Interview: MINE Co-Director Fabio Guaglione Talks Armie Hammer & Italian Genre Film
If that isn't enough great genre pedigree, The Lone Ranger's Armie Hammer stars. Shot mainly in the Canary Islands, Mine is a psychological thriller about a soldier who, after a failed assassination attempt, finds himself trapped in the desert, where he must battle nature, guerillas, and his own deteriorating mental and physical state.
We've got two exclusive photos for you, one from the film, and the other a behind-the-scenes shot of the two directors.
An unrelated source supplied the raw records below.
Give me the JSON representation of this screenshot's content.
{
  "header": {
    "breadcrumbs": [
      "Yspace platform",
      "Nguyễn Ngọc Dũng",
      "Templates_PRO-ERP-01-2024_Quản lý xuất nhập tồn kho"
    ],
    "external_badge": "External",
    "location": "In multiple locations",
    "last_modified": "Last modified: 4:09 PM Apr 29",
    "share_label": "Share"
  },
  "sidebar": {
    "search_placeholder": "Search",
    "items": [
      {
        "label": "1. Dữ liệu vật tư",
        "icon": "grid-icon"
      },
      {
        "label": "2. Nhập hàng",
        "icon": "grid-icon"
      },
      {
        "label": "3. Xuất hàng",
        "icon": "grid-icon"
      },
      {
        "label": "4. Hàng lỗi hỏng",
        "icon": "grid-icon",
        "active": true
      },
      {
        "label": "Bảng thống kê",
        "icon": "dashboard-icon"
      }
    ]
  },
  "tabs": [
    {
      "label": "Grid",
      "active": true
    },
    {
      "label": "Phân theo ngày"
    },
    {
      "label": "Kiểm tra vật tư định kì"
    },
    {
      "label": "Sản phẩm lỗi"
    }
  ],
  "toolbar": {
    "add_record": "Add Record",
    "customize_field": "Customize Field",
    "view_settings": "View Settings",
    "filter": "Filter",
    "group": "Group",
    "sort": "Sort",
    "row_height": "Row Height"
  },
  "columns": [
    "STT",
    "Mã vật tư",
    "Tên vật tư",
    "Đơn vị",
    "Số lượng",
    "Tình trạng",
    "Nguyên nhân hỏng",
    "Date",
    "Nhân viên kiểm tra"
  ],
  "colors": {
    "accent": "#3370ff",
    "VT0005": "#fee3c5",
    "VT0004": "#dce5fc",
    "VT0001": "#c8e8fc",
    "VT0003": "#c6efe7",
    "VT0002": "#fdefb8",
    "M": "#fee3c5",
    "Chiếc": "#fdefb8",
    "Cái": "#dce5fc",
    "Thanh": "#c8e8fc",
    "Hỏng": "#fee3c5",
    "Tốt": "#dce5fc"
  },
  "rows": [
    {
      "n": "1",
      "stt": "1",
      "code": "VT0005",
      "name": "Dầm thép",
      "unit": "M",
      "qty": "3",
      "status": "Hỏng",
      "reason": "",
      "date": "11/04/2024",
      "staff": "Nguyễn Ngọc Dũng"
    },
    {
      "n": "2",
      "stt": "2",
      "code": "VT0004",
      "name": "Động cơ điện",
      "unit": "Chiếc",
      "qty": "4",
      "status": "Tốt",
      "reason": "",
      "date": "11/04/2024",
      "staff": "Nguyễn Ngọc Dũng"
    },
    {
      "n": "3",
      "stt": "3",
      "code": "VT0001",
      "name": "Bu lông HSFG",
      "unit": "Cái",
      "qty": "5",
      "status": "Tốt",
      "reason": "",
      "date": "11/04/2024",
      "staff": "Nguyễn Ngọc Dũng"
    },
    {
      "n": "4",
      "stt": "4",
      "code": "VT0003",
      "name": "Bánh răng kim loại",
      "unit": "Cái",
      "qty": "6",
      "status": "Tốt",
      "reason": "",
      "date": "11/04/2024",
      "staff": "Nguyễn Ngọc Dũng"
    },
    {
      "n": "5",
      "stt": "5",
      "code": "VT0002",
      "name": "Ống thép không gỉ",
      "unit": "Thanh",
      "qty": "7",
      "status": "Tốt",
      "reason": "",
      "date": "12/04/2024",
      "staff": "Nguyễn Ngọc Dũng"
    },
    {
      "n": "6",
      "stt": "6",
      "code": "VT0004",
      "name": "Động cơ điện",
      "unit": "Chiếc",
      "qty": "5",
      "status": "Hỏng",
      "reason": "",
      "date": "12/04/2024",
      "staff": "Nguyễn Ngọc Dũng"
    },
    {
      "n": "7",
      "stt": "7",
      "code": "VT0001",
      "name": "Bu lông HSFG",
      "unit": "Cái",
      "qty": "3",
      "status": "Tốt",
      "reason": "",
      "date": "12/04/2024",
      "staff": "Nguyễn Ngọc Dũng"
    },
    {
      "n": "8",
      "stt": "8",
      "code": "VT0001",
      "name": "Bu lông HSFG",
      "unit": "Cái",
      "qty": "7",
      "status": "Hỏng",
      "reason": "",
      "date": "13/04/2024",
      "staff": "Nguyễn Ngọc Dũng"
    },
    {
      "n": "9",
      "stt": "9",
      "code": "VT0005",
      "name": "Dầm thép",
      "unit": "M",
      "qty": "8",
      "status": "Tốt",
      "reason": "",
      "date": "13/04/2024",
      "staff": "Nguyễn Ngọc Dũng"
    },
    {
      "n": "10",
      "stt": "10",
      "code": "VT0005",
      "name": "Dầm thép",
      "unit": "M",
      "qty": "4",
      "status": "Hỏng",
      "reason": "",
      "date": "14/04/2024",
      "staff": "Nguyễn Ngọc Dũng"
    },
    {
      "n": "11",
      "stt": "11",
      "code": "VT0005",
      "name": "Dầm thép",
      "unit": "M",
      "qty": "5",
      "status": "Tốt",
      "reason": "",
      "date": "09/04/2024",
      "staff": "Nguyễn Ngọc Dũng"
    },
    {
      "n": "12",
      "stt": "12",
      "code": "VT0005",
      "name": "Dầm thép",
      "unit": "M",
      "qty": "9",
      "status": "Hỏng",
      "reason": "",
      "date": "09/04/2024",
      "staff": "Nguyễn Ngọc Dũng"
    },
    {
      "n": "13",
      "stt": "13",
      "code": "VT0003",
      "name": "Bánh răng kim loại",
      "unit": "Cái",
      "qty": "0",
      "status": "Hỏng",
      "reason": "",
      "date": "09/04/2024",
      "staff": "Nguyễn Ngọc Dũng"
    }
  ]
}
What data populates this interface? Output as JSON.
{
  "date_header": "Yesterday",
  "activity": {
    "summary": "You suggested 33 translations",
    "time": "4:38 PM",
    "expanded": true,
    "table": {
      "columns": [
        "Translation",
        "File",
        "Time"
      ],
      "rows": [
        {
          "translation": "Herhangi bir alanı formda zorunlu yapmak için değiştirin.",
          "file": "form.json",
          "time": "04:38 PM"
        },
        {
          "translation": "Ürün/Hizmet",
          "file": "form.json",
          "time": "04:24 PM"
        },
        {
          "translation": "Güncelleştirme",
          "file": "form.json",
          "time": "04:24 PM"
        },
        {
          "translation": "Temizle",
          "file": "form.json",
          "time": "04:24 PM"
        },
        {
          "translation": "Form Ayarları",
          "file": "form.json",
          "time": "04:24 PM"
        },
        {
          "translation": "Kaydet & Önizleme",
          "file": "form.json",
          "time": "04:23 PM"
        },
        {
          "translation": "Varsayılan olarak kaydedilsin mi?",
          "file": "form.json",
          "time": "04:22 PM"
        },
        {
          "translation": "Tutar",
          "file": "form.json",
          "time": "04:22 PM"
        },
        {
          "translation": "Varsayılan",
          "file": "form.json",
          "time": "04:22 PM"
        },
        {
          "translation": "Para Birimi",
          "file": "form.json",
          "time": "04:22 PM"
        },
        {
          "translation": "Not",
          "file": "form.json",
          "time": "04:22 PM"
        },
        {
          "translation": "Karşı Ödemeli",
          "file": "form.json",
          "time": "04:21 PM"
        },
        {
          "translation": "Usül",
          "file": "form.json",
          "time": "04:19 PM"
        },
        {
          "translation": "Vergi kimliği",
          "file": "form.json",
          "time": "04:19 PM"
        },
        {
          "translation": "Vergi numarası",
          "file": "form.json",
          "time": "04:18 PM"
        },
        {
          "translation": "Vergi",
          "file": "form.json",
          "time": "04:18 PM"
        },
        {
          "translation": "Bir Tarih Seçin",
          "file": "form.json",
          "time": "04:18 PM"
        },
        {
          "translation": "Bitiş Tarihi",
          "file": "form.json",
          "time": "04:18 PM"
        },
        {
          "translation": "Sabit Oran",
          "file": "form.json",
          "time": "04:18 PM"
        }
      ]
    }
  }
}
I spoke with Fabio G. about his first feature, the challenges of working in a foreign language, and the possibility of a new wave of Italian fantastic genre cinema.
Your shorts and True Love, are definitely sci-fi in setting, but seem to be less about technology or the impact of science, and more about human psychology.
Fabio R, my work partner and I, are interested in science fiction and its symbols and how they can be used, but we think a good story focuses on a good question or a good conflict. Most stories try to answer the question, 'Who am I?'. We like to create an interesting setting, and add that question in. Our shorts films, like Afterville, have a big scope, but we focus on a little story, such as how these big things or changes affect the protagonists. We think it's a consequence of being European, we grew up on American movies and Japanese animation, in the middle of different cultural influences. We are interested in intimate stories, that start from a protagonist's struggle. Even in a film like True Love, which has a cage in which the main characters are caught, that uses technology and spying, we use the genre to create symbols, and then use the symbols to tell a story that has many layers, more about something unconscious.
Why did you and Fabio R. decide to direct your screenplay, when you didn't direct True Love?
Mine was a story that we felt very closely. So it's got the war setting, but it's about that intimate psychology that we like to explore, about the next step you have to take in life, about survival. It came at a delicate point in our careers, and we felt it was a script we had to direct. And also, it was a big step into the industry, with a big producer and Hollywood actor.
How did Armie Hammer come on board?
Peter Safran knew that we needed a big name, and when he thought the script was ready, he talked to a lot of agents. We met a lot of actors, and our first impression of Armie was really good. We had seen him in The Social Network and The Lone Ranger, and we weren't sure at first, he was quite different from how we pictured the character. But as Peter pointed out, Armie had worked with directors like David Fincher, Clint Eastwood and Gore Verbinski, then he has something. And when we met him, we could see the difference between him and the actor, but he was obviously very versatile. We knew, and he knew, that he could transform himself for this role. And this is a very different role for him, I don't think the public has seen what he is capable of as an actor. He's done something really amazing in the film.
Were there particular challenges, working on a US production, working in a foreign language?
We are familiar and obsessed with language. When we translate from Italian to English, it's a bit of a painful process. My language teacher told me that every translation is a betrayal. But what is interesting in directing a film that's not in your native language, you constantly have to ask yourself, is this really what I meant when I wrote it? Is this really how I want this to be said? We worked with the translator, and with the actors, to make sure it's the best expression. We have the script, but things can change, as we work with actors to find the right words.
When you shoot the movie, you can get really tired. My english sometimes would fall apart, I wasn't sure if I was always understood, if I tried to tell Armie to do something, my words would just trail off. But it seemed to work.
Other than the Giallo years, Italy isn't really known for its genre work, apart from small films that travel the fantastic festival circuit. Do you think there is a stigma in Italy against genre film?
Yes, absolutely. The industry is made by an older generation that don't understand fantastic film. Things are changing, but painfully slowly. But there is a new generation of people, working in film, web series, comic books, that are pushing for this. New technologies are opening a lot of doors, and it can be scary for a producer that might be establishing his or her career in comedies or art films, to understand that a bunch of filmmakers can make a low-budget film and sell it internationally. Now in Italy, there are a few producers who are starting to understand this and taking the risk. It's a painful process, but I think if the young generation makes some good films that get attention, it will help. There is so much talent in Italy, we just have to work against the stigma and get more people, more producers, to take the risk. True Love was a low-budget film, but it was financially successful, and we need more films like that, more Italian genre movies to work.